Marketing these was certainly not my initial intention in designing them, which is why they are made from aluminum tube and why they do not require much machining. My team also doesn’t have the capability of producing any large number of these. However, if they do work, I imagine they could be quite useful. I plan to make a few variations of these in the next week or so to test them out. If they do prove to be successful, AndyMark would be the company to market them if they were interested.
When you try out this idea, I suggest you look up the torque specification for the size of bolt you plan to use. Get a torque wrench, and see what happens to the tube and channel when you tighten the bolt to spec torque with a spacer, then remove the spacer and try again and see what happens. I’d be interested in the results.

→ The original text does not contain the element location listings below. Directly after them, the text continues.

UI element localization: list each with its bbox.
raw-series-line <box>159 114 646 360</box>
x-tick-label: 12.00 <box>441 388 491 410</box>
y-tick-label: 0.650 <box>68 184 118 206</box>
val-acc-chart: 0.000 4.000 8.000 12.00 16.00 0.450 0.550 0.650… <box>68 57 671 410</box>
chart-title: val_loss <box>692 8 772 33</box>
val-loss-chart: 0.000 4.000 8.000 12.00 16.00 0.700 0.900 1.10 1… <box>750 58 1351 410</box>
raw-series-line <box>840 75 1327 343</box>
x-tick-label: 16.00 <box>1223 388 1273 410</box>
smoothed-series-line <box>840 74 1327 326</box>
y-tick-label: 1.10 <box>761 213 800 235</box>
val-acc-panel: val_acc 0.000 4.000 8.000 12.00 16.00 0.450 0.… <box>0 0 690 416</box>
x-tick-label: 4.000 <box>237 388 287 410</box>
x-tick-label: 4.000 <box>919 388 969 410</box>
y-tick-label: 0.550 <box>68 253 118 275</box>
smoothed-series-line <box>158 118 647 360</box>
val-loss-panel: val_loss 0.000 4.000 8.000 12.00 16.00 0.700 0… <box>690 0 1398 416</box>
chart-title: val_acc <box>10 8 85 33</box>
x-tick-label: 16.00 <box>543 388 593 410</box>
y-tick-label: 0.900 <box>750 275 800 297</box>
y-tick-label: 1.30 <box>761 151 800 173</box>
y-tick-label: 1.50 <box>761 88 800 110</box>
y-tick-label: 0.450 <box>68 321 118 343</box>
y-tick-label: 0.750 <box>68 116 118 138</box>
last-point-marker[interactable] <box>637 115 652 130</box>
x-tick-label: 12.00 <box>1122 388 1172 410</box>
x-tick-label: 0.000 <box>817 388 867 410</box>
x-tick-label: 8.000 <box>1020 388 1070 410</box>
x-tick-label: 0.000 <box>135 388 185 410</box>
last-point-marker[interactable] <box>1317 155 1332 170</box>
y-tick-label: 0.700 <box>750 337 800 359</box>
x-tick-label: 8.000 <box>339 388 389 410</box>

We did something similar but used a short section of 1" 80-20 instead of tube. No need to slot the frame, the slot in the 80-20 worked fine. We just drilled a 3/8" hole through the 80-20 to hold the axle. We used 2 bolts from the bottom up into the slots. I think this is about the same thing you proposed in your second post. It worked really well but I’ll be interested to see if it will hold up when the floor isn’t so slippery. The loads on the wheels were pretty low this year. I guess a scheme with a bolt threaded into the end of the 80-20 would make it stronger as would using more bolts from the top or side.
One thing that was a problem was that a couple of our corner blocks were a little thin. The channel got a bit squished and the wheel mounts were too tight. We solved this on the belt sander but it was kind of crude. Next time we’ll shim around the corners if needed.
You have a good design there, lighter than the 80-20. I’m curious if your axle holes got oblong. I was a little worried about ours but it seemed to hold up fine for the one regional we went to.
Yea the chasis will flex when you tighten the bolt… thats what happend to our robot this year. To fix it all we did was just cut aluminum blocks, drill a hole for the bolt to fit in, slide it into the channel of the chasis, and then tighten.
Andy Mark Sells something that tightens chains though.